Mais do que combustível: comida é reconstrução

Quando falamos em nutrição esportiva, é comum associar comida apenas à energia para correr. Mas cada alimento também atua na reparação de tecidos, na redução de inflamações e na manutenção da integridade muscular e articular. Durante o treino, o corpo sofre microlesões musculares e desgaste das articulações. É nesse momento que os nutrientes certos fazem a diferença: eles regeneram, protegem e fortalecem.
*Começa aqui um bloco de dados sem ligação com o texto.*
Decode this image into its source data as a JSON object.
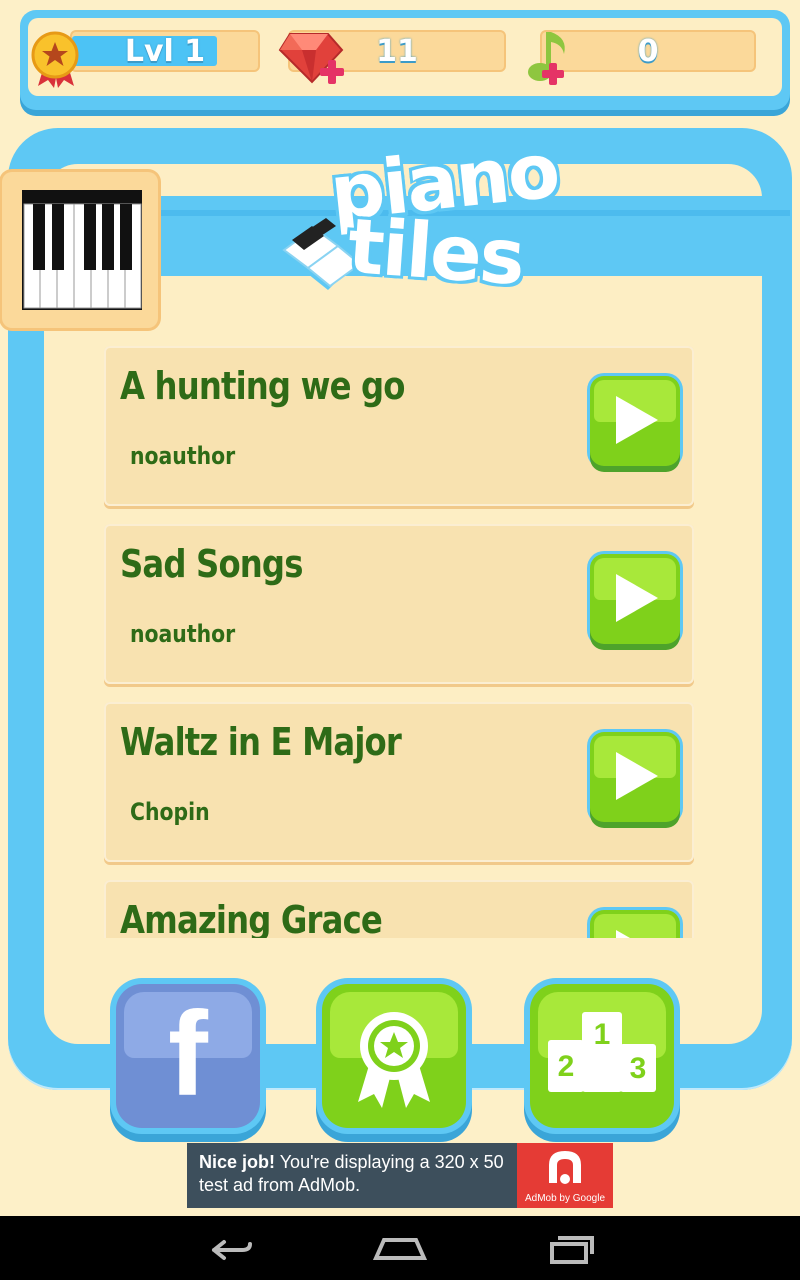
{
  "status": {
    "level_label": "Lvl 1",
    "level_progress": 0.78,
    "gems": "11",
    "notes": "0"
  },
  "logo": {
    "line1": "piano",
    "line2": "tiles"
  },
  "songs": [
    {
      "title": "A hunting we go",
      "author": "noauthor"
    },
    {
      "title": "Sad Songs",
      "author": "noauthor"
    },
    {
      "title": "Waltz in E Major",
      "author": "Chopin"
    },
    {
      "title": "Amazing Grace",
      "author": ""
    }
  ],
  "buttons": {
    "facebook_letter": "f"
  },
  "ad": {
    "bold": "Nice job!",
    "text": "You're displaying a 320 x 50 test ad from AdMob.",
    "brand": "AdMob by Google"
  },
  "colors": {
    "sky_blue": "#5ec8f4",
    "cream": "#fdeec4",
    "green": "#7fd11b",
    "dark_green_text": "#2e6b17"
  }
}
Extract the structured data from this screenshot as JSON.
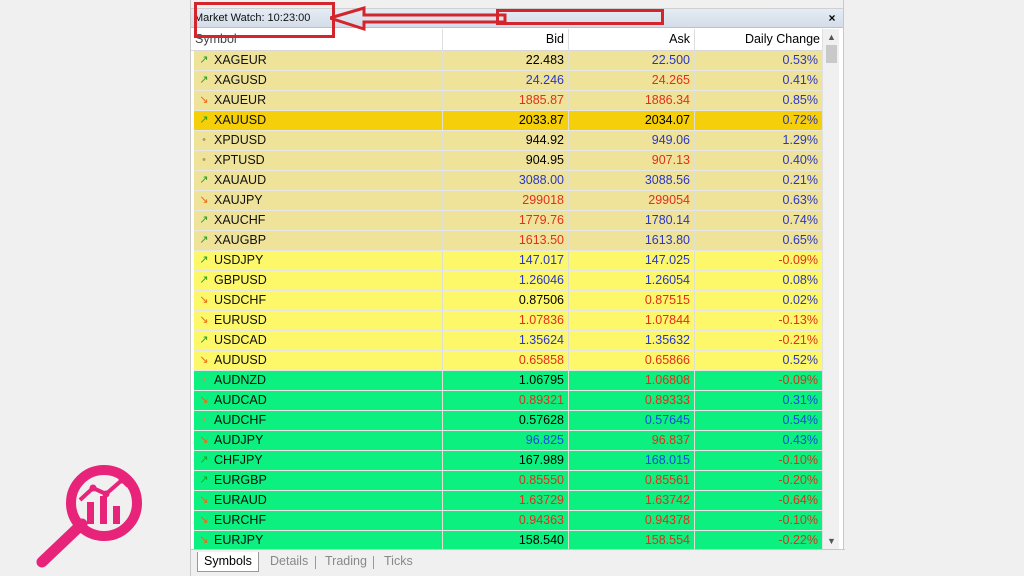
{
  "window": {
    "title": "Market Watch: 10:23:00",
    "close_glyph": "×"
  },
  "columns": {
    "symbol": "Symbol",
    "bid": "Bid",
    "ask": "Ask",
    "change": "Daily Change"
  },
  "rows": [
    {
      "symbol": "XAGEUR",
      "bid": "22.483",
      "ask": "22.500",
      "change": "0.53%",
      "dir": "up",
      "bg": "#efe39a",
      "bid_color": "#000000",
      "ask_color": "#2a36c8",
      "chg_color": "#2a36c8"
    },
    {
      "symbol": "XAGUSD",
      "bid": "24.246",
      "ask": "24.265",
      "change": "0.41%",
      "dir": "up",
      "bg": "#efe39a",
      "bid_color": "#2a36c8",
      "ask_color": "#e0301e",
      "chg_color": "#2a36c8"
    },
    {
      "symbol": "XAUEUR",
      "bid": "1885.87",
      "ask": "1886.34",
      "change": "0.85%",
      "dir": "down",
      "bg": "#efe39a",
      "bid_color": "#e0301e",
      "ask_color": "#e0301e",
      "chg_color": "#2a36c8"
    },
    {
      "symbol": "XAUUSD",
      "bid": "2033.87",
      "ask": "2034.07",
      "change": "0.72%",
      "dir": "up",
      "bg": "#f5cf0a",
      "bid_color": "#000000",
      "ask_color": "#000000",
      "chg_color": "#2a36c8"
    },
    {
      "symbol": "XPDUSD",
      "bid": "944.92",
      "ask": "949.06",
      "change": "1.29%",
      "dir": "none",
      "bg": "#efe39a",
      "bid_color": "#000000",
      "ask_color": "#2a36c8",
      "chg_color": "#2a36c8"
    },
    {
      "symbol": "XPTUSD",
      "bid": "904.95",
      "ask": "907.13",
      "change": "0.40%",
      "dir": "none",
      "bg": "#efe39a",
      "bid_color": "#000000",
      "ask_color": "#e0301e",
      "chg_color": "#2a36c8"
    },
    {
      "symbol": "XAUAUD",
      "bid": "3088.00",
      "ask": "3088.56",
      "change": "0.21%",
      "dir": "up",
      "bg": "#efe39a",
      "bid_color": "#2a36c8",
      "ask_color": "#2a36c8",
      "chg_color": "#2a36c8"
    },
    {
      "symbol": "XAUJPY",
      "bid": "299018",
      "ask": "299054",
      "change": "0.63%",
      "dir": "down",
      "bg": "#efe39a",
      "bid_color": "#e0301e",
      "ask_color": "#e0301e",
      "chg_color": "#2a36c8"
    },
    {
      "symbol": "XAUCHF",
      "bid": "1779.76",
      "ask": "1780.14",
      "change": "0.74%",
      "dir": "up",
      "bg": "#efe39a",
      "bid_color": "#e0301e",
      "ask_color": "#2a36c8",
      "chg_color": "#2a36c8"
    },
    {
      "symbol": "XAUGBP",
      "bid": "1613.50",
      "ask": "1613.80",
      "change": "0.65%",
      "dir": "up",
      "bg": "#efe39a",
      "bid_color": "#e0301e",
      "ask_color": "#2a36c8",
      "chg_color": "#2a36c8"
    },
    {
      "symbol": "USDJPY",
      "bid": "147.017",
      "ask": "147.025",
      "change": "-0.09%",
      "dir": "up",
      "bg": "#fdf76a",
      "bid_color": "#2a36c8",
      "ask_color": "#2a36c8",
      "chg_color": "#e0301e"
    },
    {
      "symbol": "GBPUSD",
      "bid": "1.26046",
      "ask": "1.26054",
      "change": "0.08%",
      "dir": "up",
      "bg": "#fdf76a",
      "bid_color": "#2a36c8",
      "ask_color": "#2a36c8",
      "chg_color": "#2a36c8"
    },
    {
      "symbol": "USDCHF",
      "bid": "0.87506",
      "ask": "0.87515",
      "change": "0.02%",
      "dir": "down",
      "bg": "#fdf76a",
      "bid_color": "#000000",
      "ask_color": "#e0301e",
      "chg_color": "#2a36c8"
    },
    {
      "symbol": "EURUSD",
      "bid": "1.07836",
      "ask": "1.07844",
      "change": "-0.13%",
      "dir": "down",
      "bg": "#fdf76a",
      "bid_color": "#e0301e",
      "ask_color": "#e0301e",
      "chg_color": "#e0301e"
    },
    {
      "symbol": "USDCAD",
      "bid": "1.35624",
      "ask": "1.35632",
      "change": "-0.21%",
      "dir": "up",
      "bg": "#fdf76a",
      "bid_color": "#2a36c8",
      "ask_color": "#2a36c8",
      "chg_color": "#e0301e"
    },
    {
      "symbol": "AUDUSD",
      "bid": "0.65858",
      "ask": "0.65866",
      "change": "0.52%",
      "dir": "down",
      "bg": "#fdf76a",
      "bid_color": "#e0301e",
      "ask_color": "#e0301e",
      "chg_color": "#2a36c8"
    },
    {
      "symbol": "AUDNZD",
      "bid": "1.06795",
      "ask": "1.06808",
      "change": "-0.09%",
      "dir": "none",
      "bg": "#0bf07e",
      "bid_color": "#000000",
      "ask_color": "#e0301e",
      "chg_color": "#e0301e"
    },
    {
      "symbol": "AUDCAD",
      "bid": "0.89321",
      "ask": "0.89333",
      "change": "0.31%",
      "dir": "down",
      "bg": "#0bf07e",
      "bid_color": "#e0301e",
      "ask_color": "#e0301e",
      "chg_color": "#1b4cd8"
    },
    {
      "symbol": "AUDCHF",
      "bid": "0.57628",
      "ask": "0.57645",
      "change": "0.54%",
      "dir": "none",
      "bg": "#0bf07e",
      "bid_color": "#000000",
      "ask_color": "#1b4cd8",
      "chg_color": "#1b4cd8"
    },
    {
      "symbol": "AUDJPY",
      "bid": "96.825",
      "ask": "96.837",
      "change": "0.43%",
      "dir": "down",
      "bg": "#0bf07e",
      "bid_color": "#1b4cd8",
      "ask_color": "#e0301e",
      "chg_color": "#1b4cd8"
    },
    {
      "symbol": "CHFJPY",
      "bid": "167.989",
      "ask": "168.015",
      "change": "-0.10%",
      "dir": "up",
      "bg": "#0bf07e",
      "bid_color": "#000000",
      "ask_color": "#1b4cd8",
      "chg_color": "#e0301e"
    },
    {
      "symbol": "EURGBP",
      "bid": "0.85550",
      "ask": "0.85561",
      "change": "-0.20%",
      "dir": "up",
      "bg": "#0bf07e",
      "bid_color": "#e0301e",
      "ask_color": "#e0301e",
      "chg_color": "#e0301e"
    },
    {
      "symbol": "EURAUD",
      "bid": "1.63729",
      "ask": "1.63742",
      "change": "-0.64%",
      "dir": "down",
      "bg": "#0bf07e",
      "bid_color": "#e0301e",
      "ask_color": "#e0301e",
      "chg_color": "#e0301e"
    },
    {
      "symbol": "EURCHF",
      "bid": "0.94363",
      "ask": "0.94378",
      "change": "-0.10%",
      "dir": "down",
      "bg": "#0bf07e",
      "bid_color": "#e0301e",
      "ask_color": "#e0301e",
      "chg_color": "#e0301e"
    },
    {
      "symbol": "EURJPY",
      "bid": "158.540",
      "ask": "158.554",
      "change": "-0.22%",
      "dir": "down",
      "bg": "#0bf07e",
      "bid_color": "#000000",
      "ask_color": "#e0301e",
      "chg_color": "#e0301e"
    }
  ],
  "arrow_glyphs": {
    "up": "↗",
    "down": "↘",
    "none": "•"
  },
  "arrow_colors": {
    "up": "#1fa31f",
    "down": "#e86a10",
    "none": "#b0a060"
  },
  "tabs": [
    {
      "label": "Symbols",
      "active": true
    },
    {
      "label": "Details",
      "active": false
    },
    {
      "label": "Trading",
      "active": false
    },
    {
      "label": "Ticks",
      "active": false
    }
  ],
  "scrollbar": {
    "up_glyph": "▲",
    "down_glyph": "▼"
  },
  "colors": {
    "annotation": "#d4242c",
    "logo": "#e8247a"
  }
}
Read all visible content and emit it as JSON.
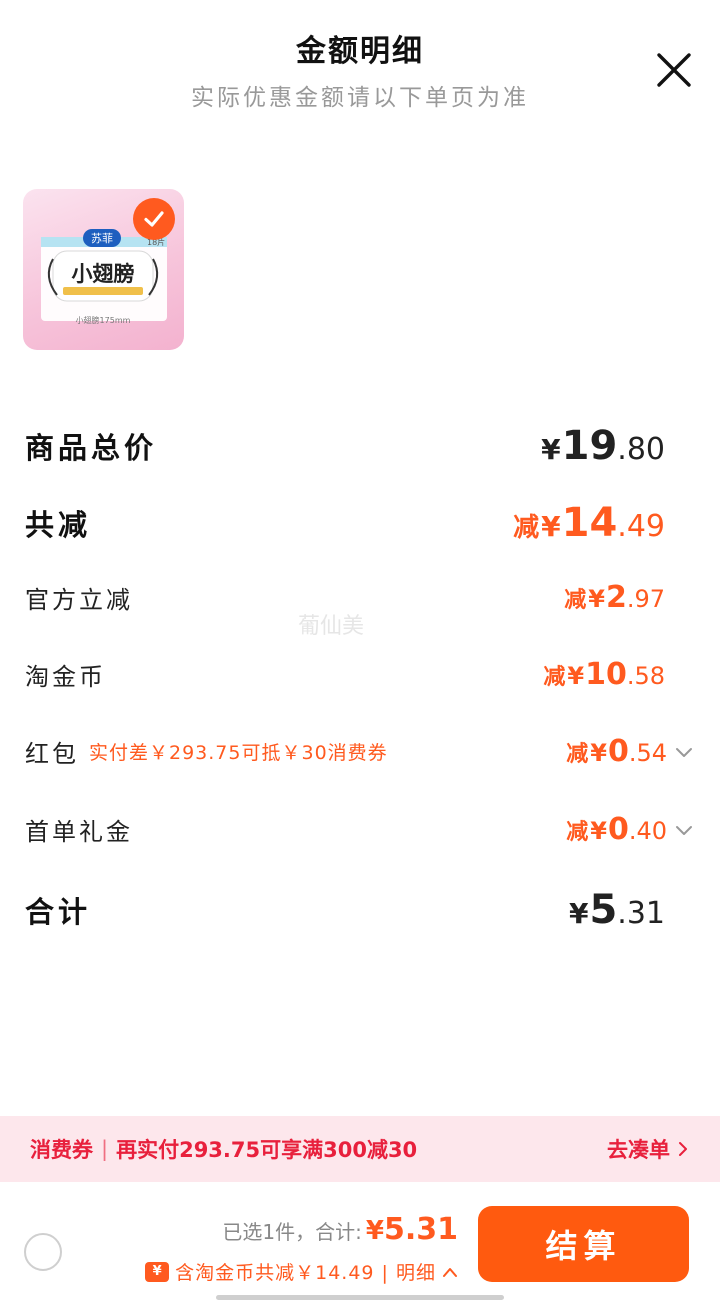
{
  "header": {
    "title": "金额明细",
    "subtitle": "实际优惠金额请以下单页为准"
  },
  "product": {
    "brand_text": "苏菲",
    "name_text": "小翅膀",
    "count_text": "18片",
    "size_text": "小翅膀175mm",
    "selected": true
  },
  "rows": {
    "total": {
      "label": "商品总价",
      "currency": "¥",
      "int": "19",
      "dec": ".80"
    },
    "discount": {
      "label": "共减",
      "prefix": "减",
      "currency": "¥",
      "int": "14",
      "dec": ".49"
    },
    "official": {
      "label": "官方立减",
      "prefix": "减",
      "currency": "¥",
      "int": "2",
      "dec": ".97"
    },
    "coins": {
      "label": "淘金币",
      "prefix": "减",
      "currency": "¥",
      "int": "10",
      "dec": ".58"
    },
    "redpack": {
      "label": "红包",
      "note": "实付差￥293.75可抵￥30消费券",
      "prefix": "减",
      "currency": "¥",
      "int": "0",
      "dec": ".54"
    },
    "first_order": {
      "label": "首单礼金",
      "prefix": "减",
      "currency": "¥",
      "int": "0",
      "dec": ".40"
    },
    "sum": {
      "label": "合计",
      "currency": "¥",
      "int": "5",
      "dec": ".31"
    }
  },
  "watermark": "葡仙美",
  "promo": {
    "tag": "消费券",
    "separator": "|",
    "message": "再实付293.75可享满300减30",
    "link": "去凑单"
  },
  "bottom": {
    "selected_text": "已选1件，合计:",
    "currency": "¥",
    "amount": "5.31",
    "coin_badge": "¥",
    "coin_text": "含淘金币共减￥14.49 | 明细",
    "checkout_label": "结算"
  },
  "colors": {
    "accent": "#ff5a1f",
    "promo_red": "#e8203c",
    "promo_bg": "#fde7ec"
  }
}
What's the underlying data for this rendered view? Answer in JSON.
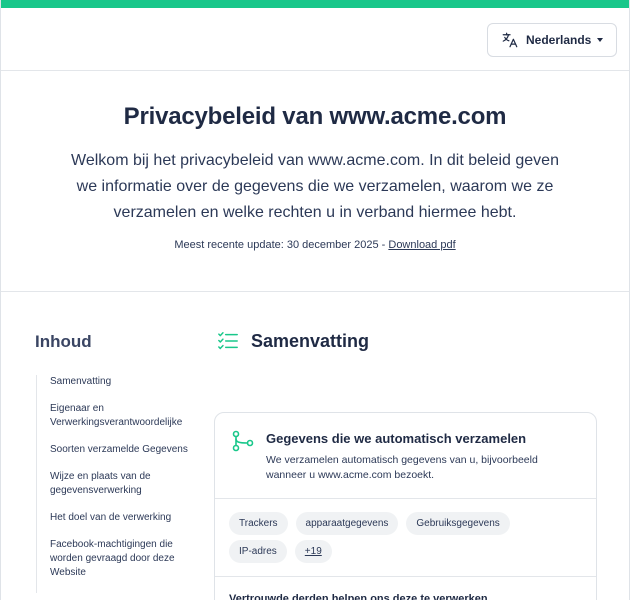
{
  "header": {
    "language_label": "Nederlands"
  },
  "hero": {
    "title": "Privacybeleid van www.acme.com",
    "intro": "Welkom bij het privacybeleid van www.acme.com. In dit beleid geven we informatie over de gegevens die we verzamelen, waarom we ze verzamelen en welke rechten u in verband hiermee hebt.",
    "update_text": "Meest recente update: 30 december 2025 - ",
    "download_label": "Download pdf"
  },
  "toc": {
    "title": "Inhoud",
    "items": [
      "Samenvatting",
      "Eigenaar en Verwerkingsverantwoordelijke",
      "Soorten verzamelde Gegevens",
      "Wijze en plaats van de gegevensverwerking",
      "Het doel van de verwerking",
      "Facebook-machtigingen die worden gevraagd door deze Website"
    ]
  },
  "summary": {
    "title": "Samenvatting"
  },
  "card": {
    "title": "Gegevens die we automatisch verzamelen",
    "description": "We verzamelen automatisch gegevens van u, bijvoorbeeld wanneer u www.acme.com bezoekt.",
    "tags": [
      "Trackers",
      "apparaatgegevens",
      "Gebruiksgegevens",
      "IP-adres"
    ],
    "more_label": "+19",
    "footer_text": "Vertrouwde derden helpen ons deze te verwerken"
  },
  "colors": {
    "accent": "#19c78a",
    "text": "#1f2a44"
  },
  "icons": {
    "language": "translate-icon",
    "summary": "checklist-icon",
    "card": "share-nodes-icon"
  }
}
Proteína: o tijolo da recuperação

As proteínas são os blocos de construção do tecido muscular. Uma ingestão adequada (entre 1,4 e 2,0 g/kg/dia, segundo a International Society of Sports Nutrition, 2018) é essencial para que a regeneração ocorra de forma eficiente. Fontes como ovos, peixes, carnes magras, iogurte, whey protein e leguminosas fornecem aminoácidos fundamentais para reconstruir o que o treino desgasta. Dica prática: procure distribuir as proteínas ao longo do dia, café da manhã, almoço, lanche e jantar. O corpo se recupera melhor quando recebe “pequenas doses” constantes de matéria-prima.

Micronutrientes: pequenos, mas poderosos

Vitaminas e minerais participam de processos antioxidantes e anti-inflamatórios que reduzem o estresse do corpo após o exercício. Alguns merecem destaque: – Vitamina C – auxilia na síntese de colágeno e combate o excesso de radicais livres. Fontes: frutas cítricas, kiwi e pimentão. – Vitamina D – atua na força muscular e saúde óssea. Exposição solar controlada e alimentos como salmão e gema de ovo são aliados. Em alguns casos pode ser necessária a suplementação de vitamina D, procure sempre um médico e nutricionista para orientação. – Zinco e magnésio – ajudam na recuperação e no sistema imune, frequentemente comprometido após treinos intensos. – Cálcio – essencial para contração muscular e estrutura óssea. Um prato colorido, variado e rico em alimentos naturais é a melhor estratégia para garantir esses micronutrientes no dia a dia do corredor.

O colágeno e a saúde das articulações

Nos esportes de endurance, o impacto repetitivo sobre articulações é alto. O colágeno hidrolisado, quando combinado com vitamina C, tem mostrado benefícios na regeneração da cartilagem e na redução de dores articulares (Shaw et al., Nutrients, 2017). Mas o mais importante é garantir a matéria-prima natural: carnes, peixes, ovos e caldos ricos em ossos e tendões são fontes valiosas de aminoácidos que o corpo usa para formar colágeno.

Inflamação: o equilíbrio entre treino e recuperação

A inflamação é uma resposta natural do corpo ao exercício. O problema surge quando ela se torna crônica. Alimentos ultraprocessados, excesso de açúcar e gorduras trans aumentam esse estado inflamatório. Por outro lado, fontes de ômega-3 (salmão, sardinha, chia, linhaça e nozes) e frutas vermelhas ajudam a modular a inflamação e proteger músculos e articulações. Pense assim: cada refeição pode ser pró ou anti-inflamatória, e essa escolha se repete todos os dias.

Conclusão: constância também se aplica à mesa

Prevenir lesões é mais do que treinar com consciência, é nutrir o corpo com inteligência. A recuperação não acontece apenas no gelo, na massagem ou no descanso. Ela começa no prato, todos os dias. Recuperar é treinar, e a comida é seu principal anti-inflamatório.